McConnell on CNBC’s “Squawk On The Street”

WASHINGTON, D.C. – U.S. Senate Majority Leader Mitch McConnell (R-KY) joined CNBC’s “Squawk On The Street” this morning. See below for highlights or click here to watch the full interview.

On the Democrats’ Hard-Left Turn Hurting Our Economy:

“Let me quote Larry Summers, who was Bill Clinton’s Secretary of the Treasury, and Barack Obama’s head of the Council of Economic Advisers. He said at the beginning of the year that the previous package, the so-called rescue package, would create a wave of inflation. And only this week, he reiterated that happened just as he predicted, but it also included this extra bonus on top of state unemployment insurance that's keeping people from going back to work.

“So that's what they've already done and now they seem to want to double down and do more. What we would like to see done is a bipartisan agreement on traditional infrastructure, and much of it could be paid for by this additional money that's already been sent down to states and localities, many of which are in great shape financially, and have just received an incredible bonus of borrowed money from us.”


On the Bipartisan Infrastructure Negotiations:

“You had Shelley Moore Capito on your program earlier today. She’s our leader on the infrastructure bipartisan negotiation. Out of her committee came a traditional infrastructure package, just this week. We also are engaged with the administration, trying to reach an agreement.
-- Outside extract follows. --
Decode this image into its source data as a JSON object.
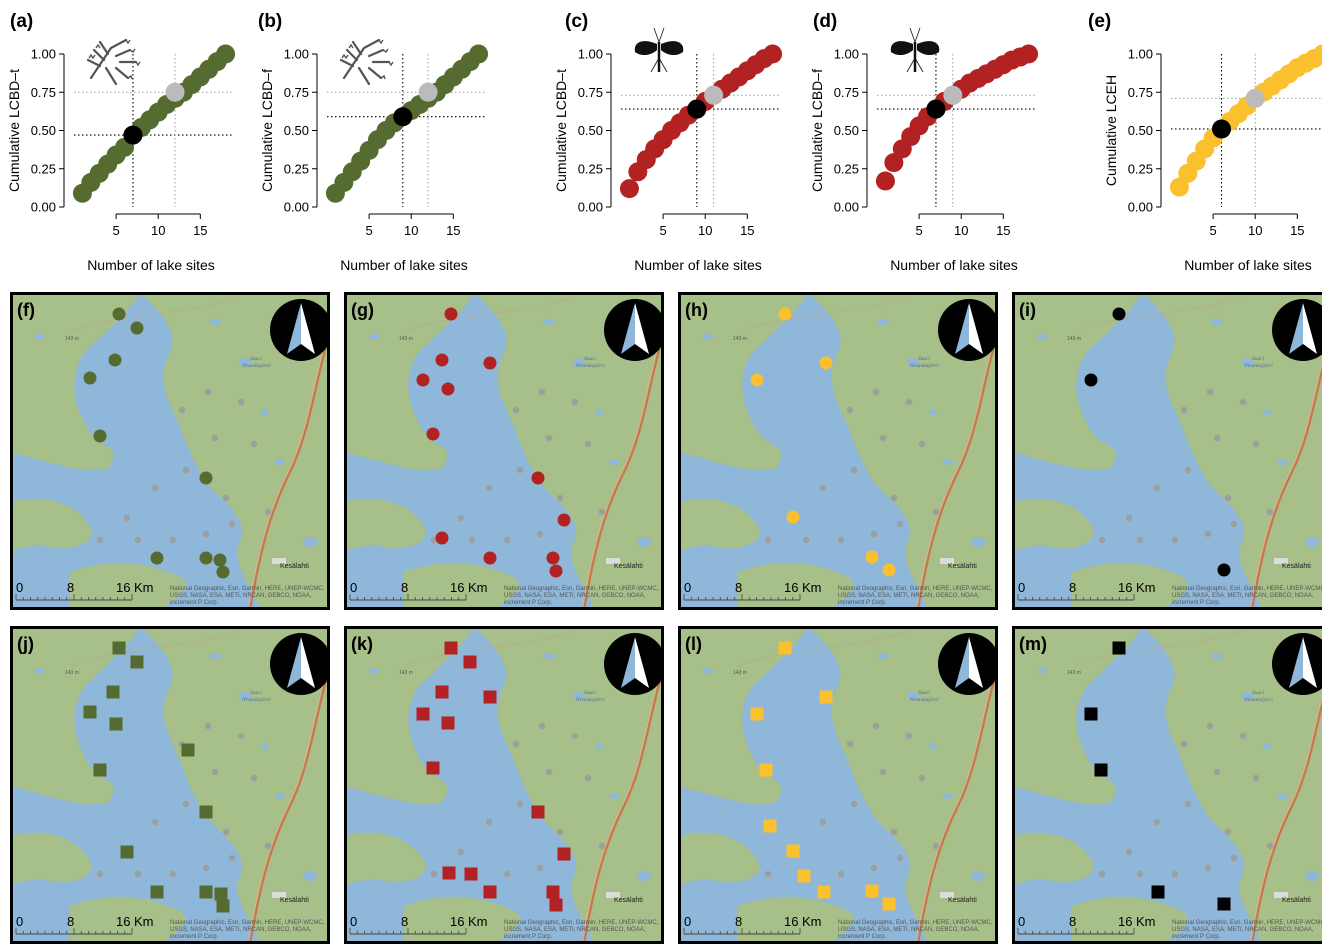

Part of the problem, as you suggest, is what is the definition of infrastructure? We pretty much understand it’s roads, bridges, ports, broadband, traditional infrastructure. The Democrats would like to spend a lot more.

“Speaking of their spending habits, so far this administration has recommended we spend $7 trillion additional dollars this year. That would be more than we spent in adjusted inflation dollars to win World War II. So they have huge spending desire, and as your introduction suggested, a great desire to add in $3.6 trillion in additional taxes on top of it.


“We're going to keep talking and I understand the President's willing to keep talking and we think the President is going to be more reasonable than some of the people surrounding him. We would like to get an outcome on a significant infrastructure package. And what we have already recommended, on a bipartisan basis out of one of the Senate committee’s just this week, is more than we have done over a multiyear infrastructure bill. So, we're open to spending some more.

“What we're not open to is going back and reopening the 2017 tax bill. Remember in February of 2020, we had the best economy we've had in half a century. Principle reason: the 2017 tax bill. We're not willing to reopen that, but there are other ways to pay for a significant infrastructure package and we hope to reach an agreement with the Democrats to do just that.”


On Paying for Infrastructure:

“The best way to do it is reopening the COVID relief package, and re-purposing the massive amount of money. States are getting so much money, they honestly don't know what to do with it, and they like infrastructure, all the states like infrastructure. It ought to be a way that we could pay for a significant portion of what we spend beyond the traditional amount of money that comes in from the gas tax. The gap between that and what we can agree to could easily be paid for by the massive amount of money we sent down to states and localities.”